Tirania de minorias

05 de Dezembro de 2011
Nylton Gomes Batista

Nylton Gomes Batista

Armam-se quiproquós, em São Paulo e em Belo Horizonte, em torno de dois assuntos diferentes, ambos relacionados aos direitos de cada cidadão. Confessando-se incompetente para garantir a segurança pública diante do avanço da criminalidade com várias faces, entre as quais assaltos e homicídios, praticados de cima de motocicletas, o governo paulista está à beira de tornar lei projeto já aprovado pela Assembleia Legislativa. É a proibição da garupa nas motocicletas, que volta à carga, desta vez, em cidades com população a partir de um milhão de habitantes. Perde o cidadão honesto, trabalhador, uma vez mais contra a bandidagem, atrevida e fortificada à sombra de leis e dispositivos francamente desfavoráveis aos princípios da cidadania, neste caso especificamente, ao direito de ir e vir.

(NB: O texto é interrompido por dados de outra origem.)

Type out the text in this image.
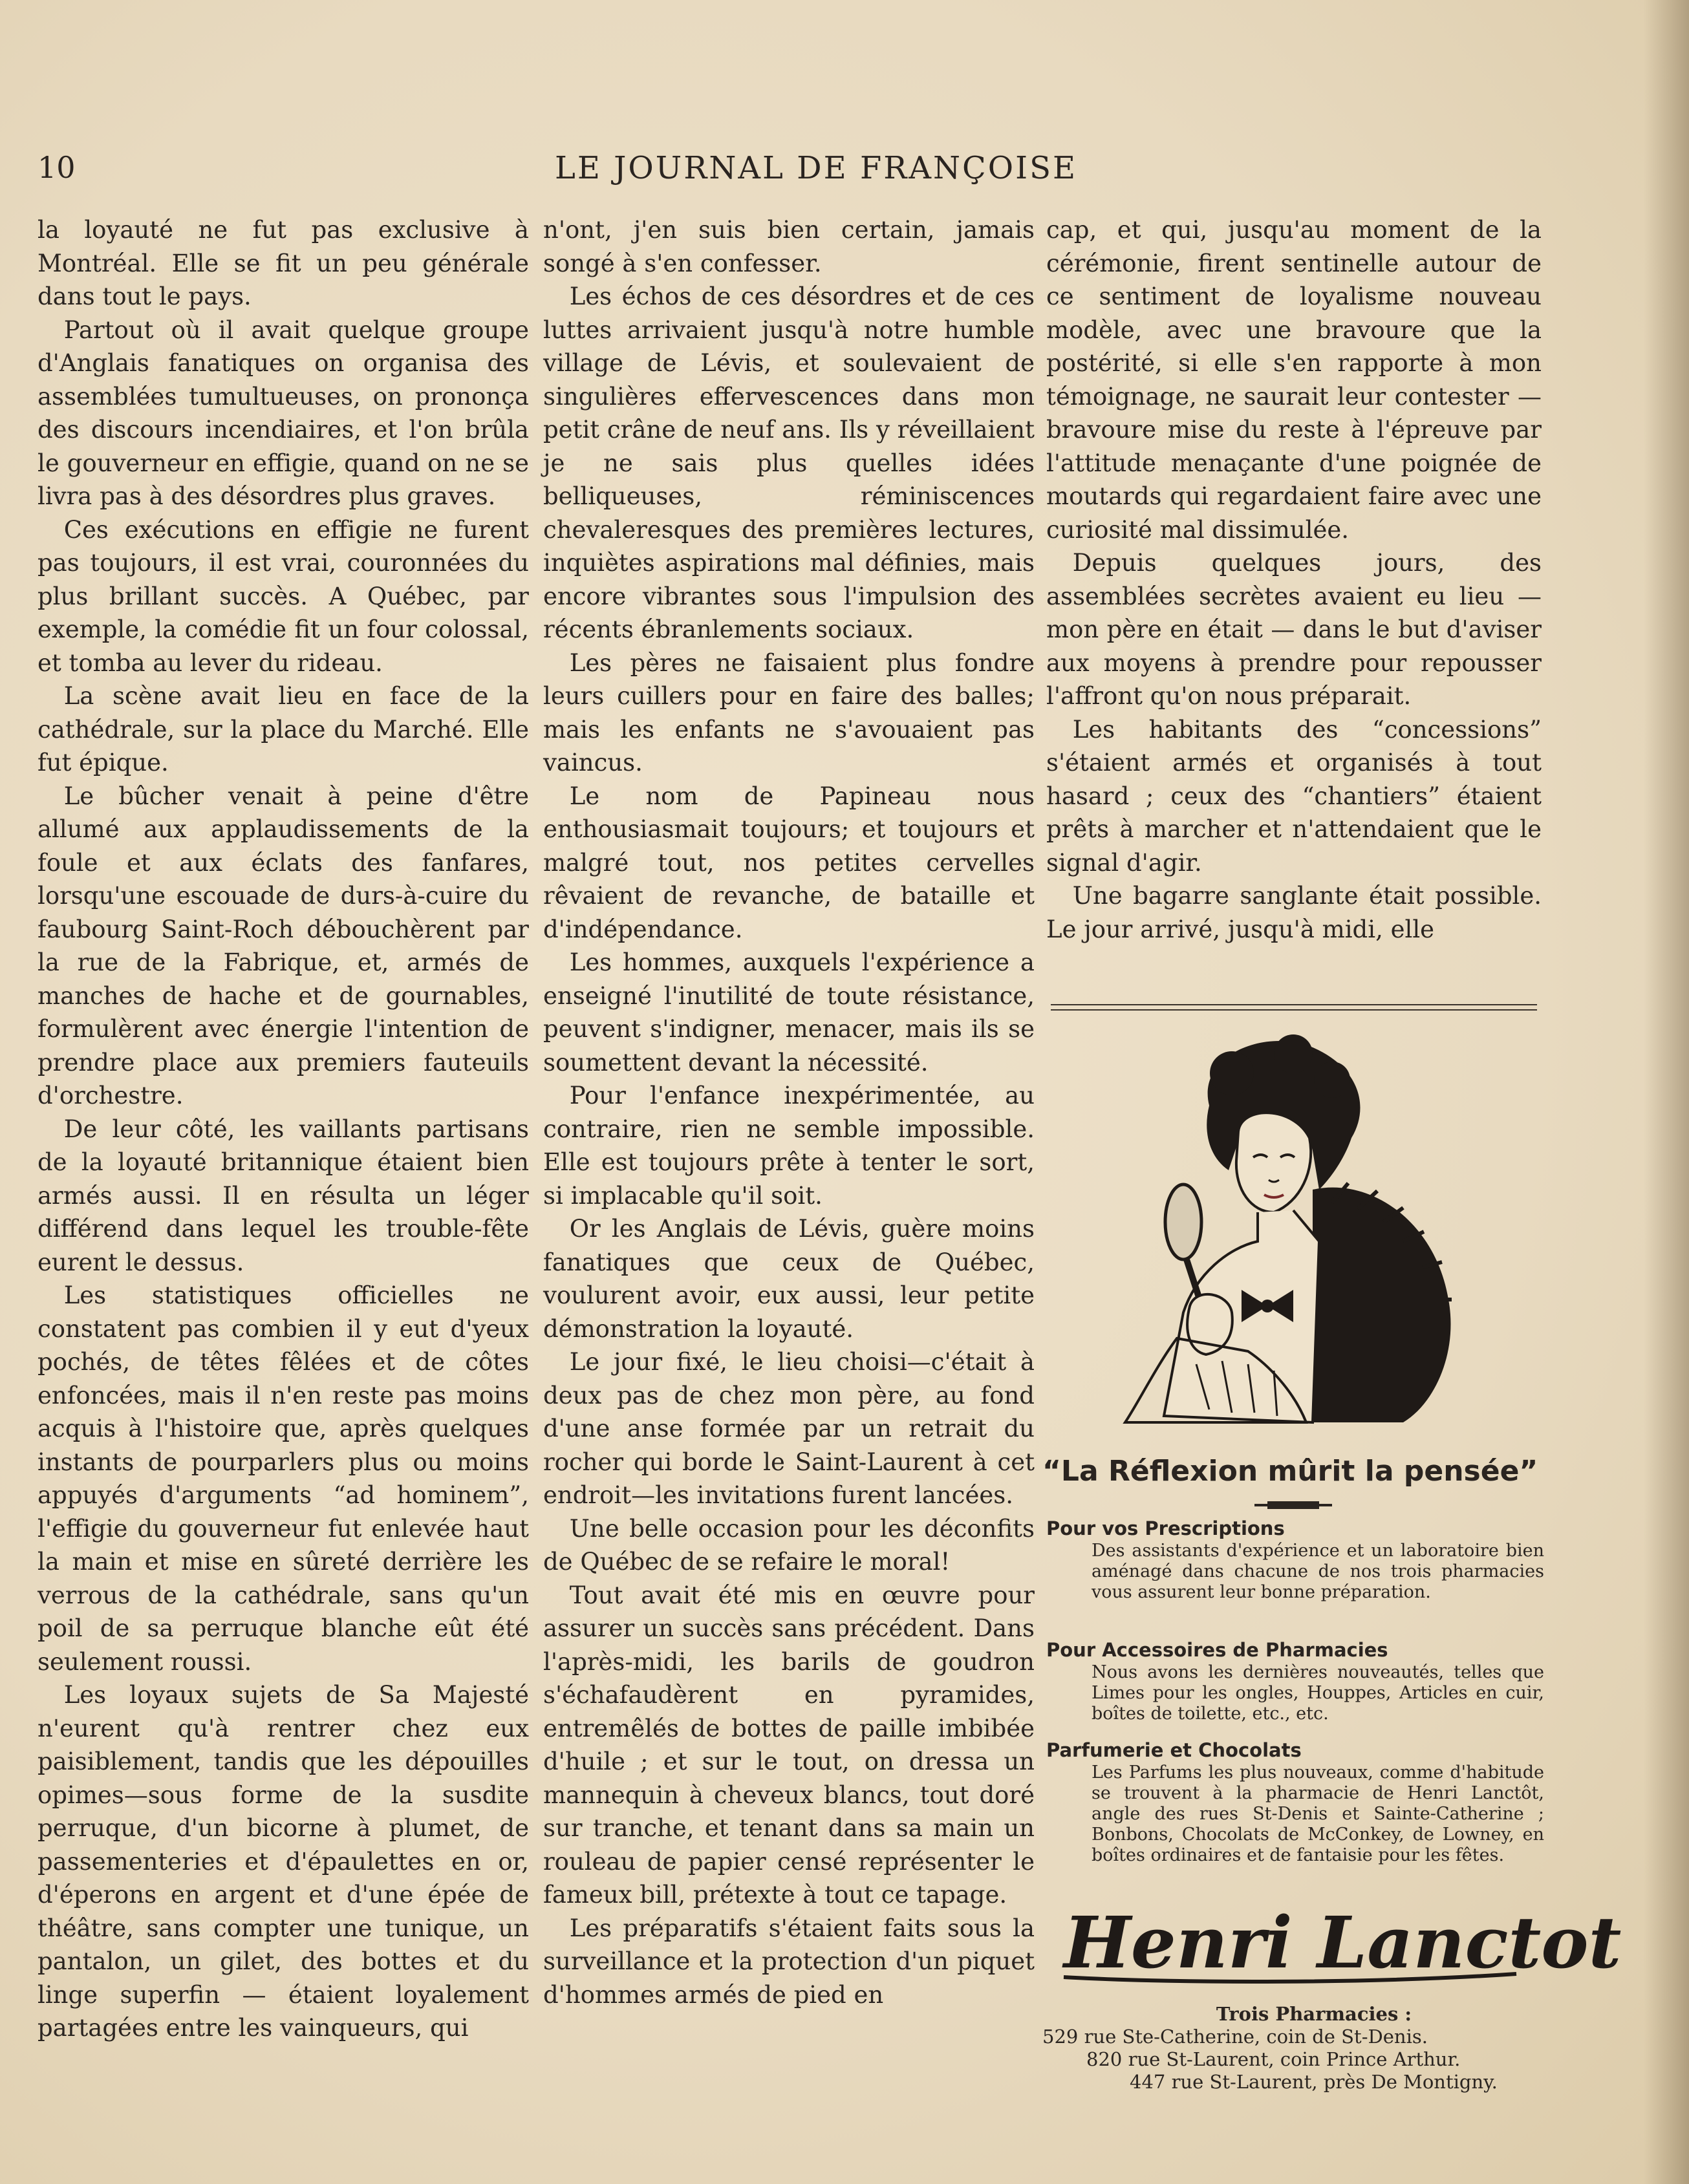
10	LE JOURNAL DE FRANÇOISE

la loyauté ne fut pas exclusive à Montréal. Elle se fit un peu générale dans tout le pays.

Partout où il avait quelque groupe d'Anglais fanatiques on organisa des assemblées tumultueuses, on prononça des discours incendiaires, et l'on brûla le gouverneur en effigie, quand on ne se livra pas à des désordres plus graves.

Ces exécutions en effigie ne furent pas toujours, il est vrai, couronnées du plus brillant succès. A Québec, par exemple, la comédie fit un four colossal, et tomba au lever du rideau.

La scène avait lieu en face de la cathédrale, sur la place du Marché. Elle fut épique.

Le bûcher venait à peine d'être allumé aux applaudissements de la foule et aux éclats des fanfares, lorsqu'une escouade de durs-à-cuire du faubourg Saint-Roch débouchèrent par la rue de la Fabrique, et, armés de manches de hache et de gournables, formulèrent avec énergie l'intention de prendre place aux premiers fauteuils d'orchestre.

De leur côté, les vaillants partisans de la loyauté britannique étaient bien armés aussi. Il en résulta un léger différend dans lequel les trouble-fête eurent le dessus.

Les statistiques officielles ne constatent pas combien il y eut d'yeux pochés, de têtes fêlées et de côtes enfoncées, mais il n'en reste pas moins acquis à l'histoire que, après quelques instants de pourparlers plus ou moins appuyés d'arguments “ad hominem”, l'effigie du gouverneur fut enlevée haut la main et mise en sûreté derrière les verrous de la cathédrale, sans qu'un poil de sa perruque blanche eût été seulement roussi.

Les loyaux sujets de Sa Majesté n'eurent qu'à rentrer chez eux paisiblement, tandis que les dépouilles opimes—sous forme de la susdite perruque, d'un bicorne à plumet, de passementeries et d'épaulettes en or, d'éperons en argent et d'une épée de théâtre, sans compter une tunique, un pantalon, un gilet, des bottes et du linge superfin — étaient loyalement partagées entre les vainqueurs, qui

n'ont, j'en suis bien certain, jamais songé à s'en confesser.

Les échos de ces désordres et de ces luttes arrivaient jusqu'à notre humble village de Lévis, et soulevaient de singulières effervescences dans mon petit crâne de neuf ans. Ils y réveillaient je ne sais plus quelles idées belliqueuses, réminiscences chevaleresques des premières lectures, inquiètes aspirations mal définies, mais encore vibrantes sous l'impulsion des récents ébranlements sociaux.

Les pères ne faisaient plus fondre leurs cuillers pour en faire des balles; mais les enfants ne s'avouaient pas vaincus.

Le nom de Papineau nous enthousiasmait toujours; et toujours et malgré tout, nos petites cervelles rêvaient de revanche, de bataille et d'indépendance.

Les hommes, auxquels l'expérience a enseigné l'inutilité de toute résistance, peuvent s'indigner, menacer, mais ils se soumettent devant la nécessité.

Pour l'enfance inexpérimentée, au contraire, rien ne semble impossible. Elle est toujours prête à tenter le sort, si implacable qu'il soit.

Or les Anglais de Lévis, guère moins fanatiques que ceux de Québec, voulurent avoir, eux aussi, leur petite démonstration la loyauté.

Le jour fixé, le lieu choisi—c'était à deux pas de chez mon père, au fond d'une anse formée par un retrait du rocher qui borde le Saint-Laurent à cet endroit—les invitations furent lancées.

Une belle occasion pour les déconfits de Québec de se refaire le moral!

Tout avait été mis en œuvre pour assurer un succès sans précédent. Dans l'après-midi, les barils de goudron s'échafaudèrent en pyramides, entremêlés de bottes de paille imbibée d'huile ; et sur le tout, on dressa un mannequin à cheveux blancs, tout doré sur tranche, et tenant dans sa main un rouleau de papier censé représenter le fameux bill, prétexte à tout ce tapage.

Les préparatifs s'étaient faits sous la surveillance et la protection d'un piquet d'hommes armés de pied en

cap, et qui, jusqu'au moment de la cérémonie, firent sentinelle autour de ce sentiment de loyalisme nouveau modèle, avec une bravoure que la postérité, si elle s'en rapporte à mon témoignage, ne saurait leur contester —bravoure mise du reste à l'épreuve par l'attitude menaçante d'une poignée de moutards qui regardaient faire avec une curiosité mal dissimulée.

Depuis quelques jours, des assemblées secrètes avaient eu lieu — mon père en était — dans le but d'aviser aux moyens à prendre pour repousser l'affront qu'on nous préparait.

Les habitants des “concessions” s'étaient armés et organisés à tout hasard ; ceux des “chantiers” étaient prêts à marcher et n'attendaient que le signal d'agir.

Une bagarre sanglante était possible. Le jour arrivé, jusqu'à midi, elle

“La Réflexion mûrit la pensée”
Pour vos Prescriptions

Des assistants d'expérience et un laboratoire bien aménagé dans chacune de nos trois pharmacies vous assurent leur bonne préparation.

Pour Accessoires de Pharmacies

Nous avons les dernières nouveautés, telles que Limes pour les ongles, Houppes, Articles en cuir, boîtes de toilette, etc., etc.

Parfumerie et Chocolats

Les Parfums les plus nouveaux, comme d'habitude se trouvent à la pharmacie de Henri Lanctôt, angle des rues St-Denis et Sainte-Catherine ; Bonbons, Chocolats de McConkey, de Lowney, en boîtes ordinaires et de fantaisie pour les fêtes.

Henri Lanctot
Trois Pharmacies :
529 rue Ste-Catherine, coin de St-Denis.
820 rue St-Laurent, coin Prince Arthur.
447 rue St-Laurent, près De Montigny.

Em razão do perigo que oferece, rejeito a motocicleta como veículo e desaconselho sua aquisição, se consultado. Entretanto, há que respeitar o direito de tê-lo e usá-lo, em sua plenitude, desde que respeitado o Código de Trânsito Brasileiro-CTB. Perigoso, sim, por suas condições desfavoráveis e em mãos imperitas, mas não perde sua utilidade como meio de transporte. E se meia dúzia faz dele mau uso, que o braço do Estado a alcance e puna, de acordo com a lei. A totalidade dos cidadãos não deve pagar pelos erros de meia dúzia!

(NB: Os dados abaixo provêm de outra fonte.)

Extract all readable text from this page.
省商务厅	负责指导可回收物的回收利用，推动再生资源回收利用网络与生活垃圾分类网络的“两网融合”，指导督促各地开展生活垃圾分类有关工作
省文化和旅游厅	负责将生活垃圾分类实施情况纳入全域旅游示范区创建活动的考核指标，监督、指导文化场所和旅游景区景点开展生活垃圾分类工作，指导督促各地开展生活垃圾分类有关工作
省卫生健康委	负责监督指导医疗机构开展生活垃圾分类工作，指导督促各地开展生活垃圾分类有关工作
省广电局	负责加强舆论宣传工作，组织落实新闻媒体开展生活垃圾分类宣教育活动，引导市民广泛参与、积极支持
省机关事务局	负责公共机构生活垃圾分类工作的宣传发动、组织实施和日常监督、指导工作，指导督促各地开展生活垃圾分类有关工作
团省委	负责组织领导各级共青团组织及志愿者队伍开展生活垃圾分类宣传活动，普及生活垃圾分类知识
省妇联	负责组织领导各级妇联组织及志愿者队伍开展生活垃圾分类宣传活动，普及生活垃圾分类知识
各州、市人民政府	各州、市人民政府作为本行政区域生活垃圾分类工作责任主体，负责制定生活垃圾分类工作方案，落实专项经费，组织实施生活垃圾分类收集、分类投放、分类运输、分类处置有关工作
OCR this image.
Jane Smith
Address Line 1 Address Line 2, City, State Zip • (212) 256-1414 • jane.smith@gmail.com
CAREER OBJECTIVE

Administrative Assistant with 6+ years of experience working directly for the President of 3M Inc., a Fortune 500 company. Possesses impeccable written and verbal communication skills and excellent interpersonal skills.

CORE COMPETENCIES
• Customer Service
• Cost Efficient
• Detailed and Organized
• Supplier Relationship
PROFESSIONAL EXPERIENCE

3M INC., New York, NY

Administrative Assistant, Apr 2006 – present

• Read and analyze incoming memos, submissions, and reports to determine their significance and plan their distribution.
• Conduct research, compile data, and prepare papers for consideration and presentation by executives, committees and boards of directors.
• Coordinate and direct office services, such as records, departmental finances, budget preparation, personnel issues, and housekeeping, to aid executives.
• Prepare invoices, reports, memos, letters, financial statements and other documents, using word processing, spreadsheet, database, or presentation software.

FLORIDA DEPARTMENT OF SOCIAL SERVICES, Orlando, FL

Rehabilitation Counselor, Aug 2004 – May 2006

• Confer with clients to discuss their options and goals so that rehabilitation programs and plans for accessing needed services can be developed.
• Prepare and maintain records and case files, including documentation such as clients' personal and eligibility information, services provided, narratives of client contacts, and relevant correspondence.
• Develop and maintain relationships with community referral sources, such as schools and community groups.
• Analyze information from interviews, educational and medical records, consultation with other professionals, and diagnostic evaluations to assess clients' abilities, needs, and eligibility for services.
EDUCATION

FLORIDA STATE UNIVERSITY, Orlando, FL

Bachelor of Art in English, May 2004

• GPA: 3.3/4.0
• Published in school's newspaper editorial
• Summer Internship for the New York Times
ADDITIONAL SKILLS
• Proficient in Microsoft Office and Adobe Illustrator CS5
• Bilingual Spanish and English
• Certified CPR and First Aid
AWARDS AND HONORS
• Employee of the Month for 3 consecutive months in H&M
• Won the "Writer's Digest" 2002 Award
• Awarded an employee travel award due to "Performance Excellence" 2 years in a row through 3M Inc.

Cá, em Belo Horizonte, acirram-se discussões em torno de projeto de lei que pretende coibir com mais rigidez a poluição sonora noturna, gerada a partir de bares e similares, em número tão grande que sugere à cidade o nada honroso título de capital dos botecos. Quem é ou está no ramo se sente prejudicado, porque as exigências poderão redundar em perdas no negócio. E é aí que mora a incompreensão, pois não se pretende o fechamento desses estabelecimentos, cujo faturamento se destaca à noite, quando a grande maioria da população dorme. A verdade é que boa parte desses empresários não quer perder a mamata da calçada, tornada extensão do estabelecimento, em apropriação indébita feita ao direito de o pedestre por ali transitar. Do lado oposto, quer-se apenas que eles funcionem de forma a não prejudicar o sono dos que querem e precisam dormir, em hora para tal. Para que isso aconteça, o movimento tem que se restringir ao interior do estabelecimento, devidamente dotado de revestimento acústico, evitando-se assim que o som ali produzido não reverbere para a vizinhança.

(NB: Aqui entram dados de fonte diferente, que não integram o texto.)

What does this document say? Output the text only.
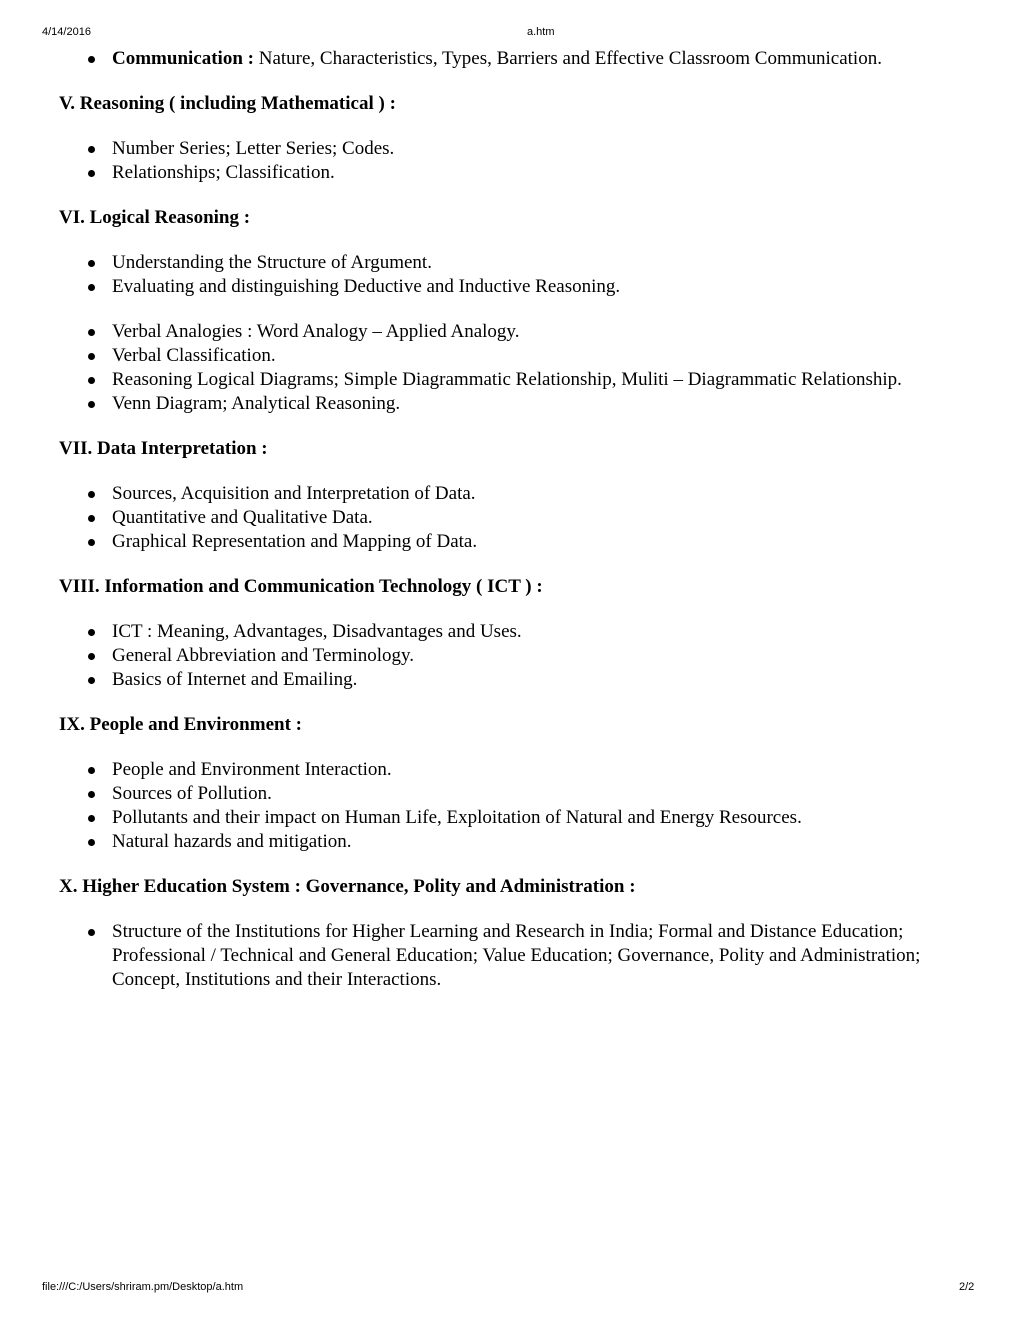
4/14/2016	a.htm
Communication : Nature, Characteristics, Types, Barriers and Effective Classroom Communication.
V. Reasoning ( including Mathematical ) :
Number Series; Letter Series; Codes.
Relationships; Classification.
VI. Logical Reasoning :
Understanding the Structure of Argument.
Evaluating and distinguishing Deductive and Inductive Reasoning.
Verbal Analogies : Word Analogy – Applied Analogy.
Verbal Classification.
Reasoning Logical Diagrams; Simple Diagrammatic Relationship, Muliti – Diagrammatic Relationship.
Venn Diagram; Analytical Reasoning.
VII. Data Interpretation :
Sources, Acquisition and Interpretation of Data.
Quantitative and Qualitative Data.
Graphical Representation and Mapping of Data.
VIII. Information and Communication Technology ( ICT ) :
ICT : Meaning, Advantages, Disadvantages and Uses.
General Abbreviation and Terminology.
Basics of Internet and Emailing.
IX. People and Environment :
People and Environment Interaction.
Sources of Pollution.
Pollutants and their impact on Human Life, Exploitation of Natural and Energy Resources.
Natural hazards and mitigation.
X. Higher Education System : Governance, Polity and Administration :
Structure of the Institutions for Higher Learning and Research in India; Formal and Distance Education; Professional / Technical and General Education; Value Education; Governance, Polity and Administration; Concept, Institutions and their Interactions.
file:///C:/Users/shriram.pm/Desktop/a.htm	2/2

– Ah! mas, assim eu vou à falência – argumentam alguns. Ora, se não tem condições de respeitar o direito alheio, que mude de ramo. Ditado antigo e grosso, também mal educado, precisa ser lembrado para que prevaleçam os direitos da maioria: “quem não tem bunda não se senta!”

Diferentemente de outros países, onde a civilização se aprimora com base na harmonia entre o direito coletivo e os direitos individuais, aqui estamos diante de paradoxo: a cada passo dado, para o que seria civilização ideal, mais se aproxima da selvageria com predominância da indisciplina, imposição da vontade de minorias e violência. Há sempre uma minoria a se impor ou a ostentar pretensões a isso. E, dentro da maioria confusa desconhece-se, por exemplo, o direito de exigir o cumprimento da lei, também relegada a simples registro em papel (e ou em arquivos virtuais) sem que seja posta em prática pelas autoridades competentes.

Assim é que no concernente à produção de som excessivo, o Código de Trânsito Brasileiro-CTB é violado diuturnamente com o chamado som automotivo, sem que as autoridades movam uma palha para coibi-la. O CTB diz Art. 228 - Usar no veículo equipamento com som em volume ou frequência que não sejam autorizados pelo CONTRAN: Infração - grave; Penalidade - multa; Medida administrativa - retenção do veículo para regularização. Art. 229 - Usar indevidamente no veículo aparelho de alarme ou que produza sons e ruído que perturbem o sossego público, em desacordo com normas fixadas pelo CONTRAN: Infração - média; Penalidade - multa e apreensão do veículo; Medida administrativa - remoção do veículo. E, no país dos paradoxos e incoerências veem-se o CONTRAN, DENATRAN, detrans e “outrostrans” permitir, aceitar, tolerar (talvez, até autorizar) a instalação de tais parafernálias, quando se saber não haver necessidade de aparelho, além do rádio e/ou toca CD, para uso de quem está dentro no veículo. Os abusos chegam ao absurdo da instalação de alarmes (Art. 229) próprios das viaturas policiais e ambulâncias.

O que é preciso para que se faça cumprir a lei? Tamo na mão de calango!